Fed's Mester is speaking with the Washington Post.

She says:

  • she does not believe we are in a recession
  • US labor market is very healthy right now
  • We have not seen inflation cool at all
  • Growth will be below trend this year
  • The Fed is committed to bring inflation under control
  • currently you have to take Fed's models with some caution
  • Real important to augment models with other information
  • we are starting to see slow down in investment, consumer spending and housing
  • usually that starts happening alongside a weakening labor market, but that's still very strong
  • we have more work to do as we not seen a turn inflation.
  • Wants to see inflation to move down on a sustainable basis
  • we need to make sure inflation expectations don't become entrenched
  • price stability is the bedrock of a strong economy
  • we might see inflation remain high and the services economy
  • haven't seen anything that suggests inflation even leveling off yet
  • I think will see some increase in unemployment as we go through the cycle but we need that to happen to make sure we get back to price stability
  • we have a narrow path to not sparking a large rising layoffs
  • inflation is not going to come down quickly
  • my forecast is for below trend growth this year and probably into next year

Earlier today San Francisco Fed Pres. Daly poured water on the idea that inflation coming down saying inflation is no where near being beat. Meanwhile, the market is pricing in a decline in rates next year (see Fed protection chart below). Fed officials seem to be pushing back against this idea.

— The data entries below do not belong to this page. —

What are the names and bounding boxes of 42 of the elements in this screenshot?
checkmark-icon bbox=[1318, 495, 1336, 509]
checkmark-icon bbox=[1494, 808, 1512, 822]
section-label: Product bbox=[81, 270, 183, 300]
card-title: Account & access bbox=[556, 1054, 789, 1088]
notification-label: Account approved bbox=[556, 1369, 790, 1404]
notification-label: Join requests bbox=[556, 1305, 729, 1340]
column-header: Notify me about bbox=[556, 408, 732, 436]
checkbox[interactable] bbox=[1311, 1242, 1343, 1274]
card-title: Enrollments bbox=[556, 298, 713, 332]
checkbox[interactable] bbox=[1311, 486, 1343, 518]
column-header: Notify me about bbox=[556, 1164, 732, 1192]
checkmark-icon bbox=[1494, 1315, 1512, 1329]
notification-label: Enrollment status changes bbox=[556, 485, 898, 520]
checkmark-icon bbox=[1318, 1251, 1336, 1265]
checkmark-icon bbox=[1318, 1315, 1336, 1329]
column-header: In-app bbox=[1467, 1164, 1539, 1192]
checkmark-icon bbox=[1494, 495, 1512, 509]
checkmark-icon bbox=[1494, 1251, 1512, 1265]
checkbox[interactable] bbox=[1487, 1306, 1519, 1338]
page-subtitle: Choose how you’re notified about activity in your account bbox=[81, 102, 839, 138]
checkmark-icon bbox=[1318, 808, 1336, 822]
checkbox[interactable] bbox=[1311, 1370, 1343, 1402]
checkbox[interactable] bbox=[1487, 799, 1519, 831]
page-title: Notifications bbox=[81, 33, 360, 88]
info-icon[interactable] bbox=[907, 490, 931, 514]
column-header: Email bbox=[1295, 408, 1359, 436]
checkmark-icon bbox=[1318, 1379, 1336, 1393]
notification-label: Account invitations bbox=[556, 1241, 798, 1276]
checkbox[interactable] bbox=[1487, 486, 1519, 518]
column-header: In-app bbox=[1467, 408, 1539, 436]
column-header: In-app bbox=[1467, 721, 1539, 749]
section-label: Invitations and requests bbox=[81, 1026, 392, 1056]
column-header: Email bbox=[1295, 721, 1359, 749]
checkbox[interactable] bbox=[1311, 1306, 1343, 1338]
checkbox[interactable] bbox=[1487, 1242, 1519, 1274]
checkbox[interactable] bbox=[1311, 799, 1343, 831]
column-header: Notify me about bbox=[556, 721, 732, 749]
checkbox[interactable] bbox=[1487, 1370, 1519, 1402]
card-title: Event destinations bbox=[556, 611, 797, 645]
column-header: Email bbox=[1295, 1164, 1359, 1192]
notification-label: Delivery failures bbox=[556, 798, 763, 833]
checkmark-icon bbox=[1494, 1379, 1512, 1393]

Fed's Powell after the meeting said that the Fed was more data dependent going forward.

With oil down, gas prices down, commodities down, and firms like Walmart and Target warning about higher than expected inventories, the market took the chair's word as gospel. Lower inflation readings may not have to get the CPI rate down to 2% - mathematically YoY inflation is a 12 month accumulation of one month changes so that is not going to happen. However, a string of small gains and potentially declines in MoM CPI data could see chunks of the CPI start to come off without getting to 2% for a while.